Comparison of CR8043 and CR8020 contacts on HA. (A) CR8043 (red and yellow) and CR8020 (blue and yellow) footprints mapped onto the HA surface, with HA1 colored in light green and HA2 colored in light blue. The yellow areas indicate the overlap in the epitopes. (B) Top view overlay of the crystal structures of the CR8043 (red) and CR8020 (blue; Protein Data Bank ID code 3SDY) Fabs in complex with HK68/H3 showing the different angle of approach to the HA. The interactions of (C) CR8043 or (D) CR8020 CDRs with HA. The antibody footprints are illustrated in dark green (HA1) and dark blue (HA2), and the contacting CDRs are shown as sticks.

Fig. 5.

CR8043 inhibits the fusogenic conformational changes in HA and blocks proteolytic activation of HA0. (A) FACS binding of CR8043 (open bars) and the head binding control mAb CR8057 (solid bars) to various conformations of surface-expressed H3 HAs of A/Hong Kong/1/1968, A/Hong Kong/24/1985, or A/Wisconsin/67/2005. The various conformations are indicated above the corresponding graphs and were as follows: uncleaved precursor (HA0); neutral pH, cleaved (HA); fusion pH, cleaved (pH 4.9); and trimeric HA2 (tHA2).
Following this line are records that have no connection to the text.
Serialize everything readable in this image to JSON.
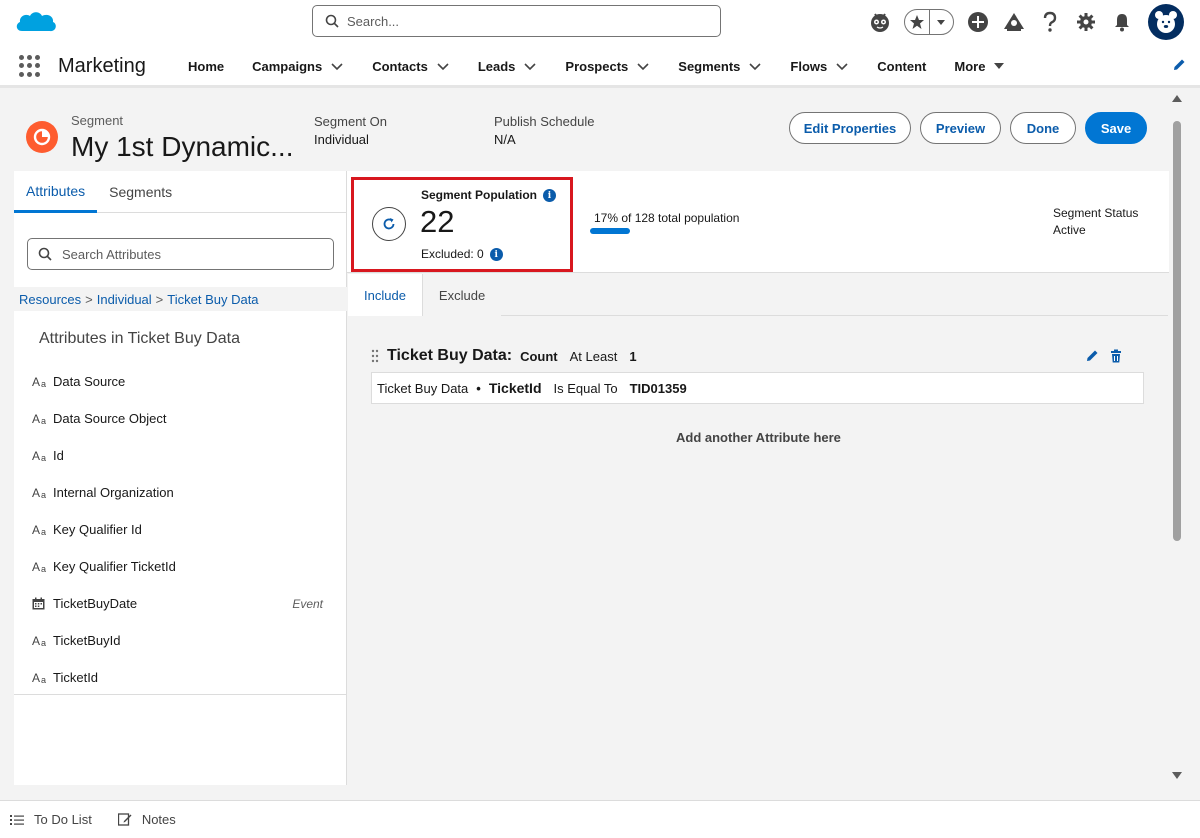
{
  "header": {
    "search_placeholder": "Search...",
    "icons": [
      "salesforce-logo",
      "einstein-icon",
      "favorites-star-icon",
      "favorites-dropdown-icon",
      "global-add-icon",
      "trailhead-icon",
      "help-icon",
      "setup-gear-icon",
      "notifications-bell-icon",
      "user-avatar"
    ]
  },
  "nav": {
    "app_name": "Marketing",
    "items": [
      {
        "label": "Home",
        "dropdown": false
      },
      {
        "label": "Campaigns",
        "dropdown": true
      },
      {
        "label": "Contacts",
        "dropdown": true
      },
      {
        "label": "Leads",
        "dropdown": true
      },
      {
        "label": "Prospects",
        "dropdown": true
      },
      {
        "label": "Segments",
        "dropdown": true
      },
      {
        "label": "Flows",
        "dropdown": true
      },
      {
        "label": "Content",
        "dropdown": false
      },
      {
        "label": "More",
        "dropdown": true
      }
    ]
  },
  "segment": {
    "kind": "Segment",
    "title": "My 1st Dynamic...",
    "segment_on_label": "Segment On",
    "segment_on_value": "Individual",
    "publish_schedule_label": "Publish Schedule",
    "publish_schedule_value": "N/A",
    "buttons": {
      "edit_properties": "Edit Properties",
      "preview": "Preview",
      "done": "Done",
      "save": "Save"
    }
  },
  "left_panel": {
    "tabs": [
      "Attributes",
      "Segments"
    ],
    "active_tab": "Attributes",
    "search_placeholder": "Search Attributes",
    "breadcrumb": [
      "Resources",
      "Individual",
      "Ticket Buy Data"
    ],
    "heading": "Attributes in Ticket Buy Data",
    "attributes": [
      {
        "name": "Data Source",
        "type": "text",
        "tag": ""
      },
      {
        "name": "Data Source Object",
        "type": "text",
        "tag": ""
      },
      {
        "name": "Id",
        "type": "text",
        "tag": ""
      },
      {
        "name": "Internal Organization",
        "type": "text",
        "tag": ""
      },
      {
        "name": "Key Qualifier Id",
        "type": "text",
        "tag": ""
      },
      {
        "name": "Key Qualifier TicketId",
        "type": "text",
        "tag": ""
      },
      {
        "name": "TicketBuyDate",
        "type": "date",
        "tag": "Event"
      },
      {
        "name": "TicketBuyId",
        "type": "text",
        "tag": ""
      },
      {
        "name": "TicketId",
        "type": "text",
        "tag": ""
      }
    ]
  },
  "population": {
    "label": "Segment Population",
    "count": "22",
    "excluded": "Excluded: 0",
    "summary": "17% of 128 total population",
    "percent": 17,
    "status_label": "Segment Status",
    "status_value": "Active",
    "highlight_color": "#d8171f"
  },
  "rules": {
    "tabs": [
      "Include",
      "Exclude"
    ],
    "active_tab": "Include",
    "group": {
      "title": "Ticket Buy Data:",
      "aggregate": "Count",
      "operator": "At Least",
      "value": "1"
    },
    "condition": {
      "object": "Ticket Buy Data",
      "separator": "•",
      "field": "TicketId",
      "operator": "Is Equal To",
      "value": "TID01359"
    },
    "add_prompt": "Add another Attribute here"
  },
  "utility_bar": {
    "items": [
      "To Do List",
      "Notes"
    ]
  },
  "colors": {
    "brand": "#0176d3",
    "link": "#0b5cab",
    "segment_icon": "#fe5c2f",
    "salesforce_cloud": "#00a1e0"
  }
}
Binding is expressed as the percentage of binding to untreated HA (HA0). Data represent mean + SD of three independent experiments. Ribbon diagrams are modified from ref. . (B) FACS binding of CR8043 (open bars) and CR8057 (solid bars) to surface-expressed H3 HAs as above, except that mAb CR8043 was added before exposure of the cleaved HAs to pH 4.9. (C) Immunoblot of trypsin digestion over time of uncleaved (HA0), soluble H3 HA, which was pretreated without mAb, with CR8043, or with CR8057 and detected using a polyclonal serum against H3 HA.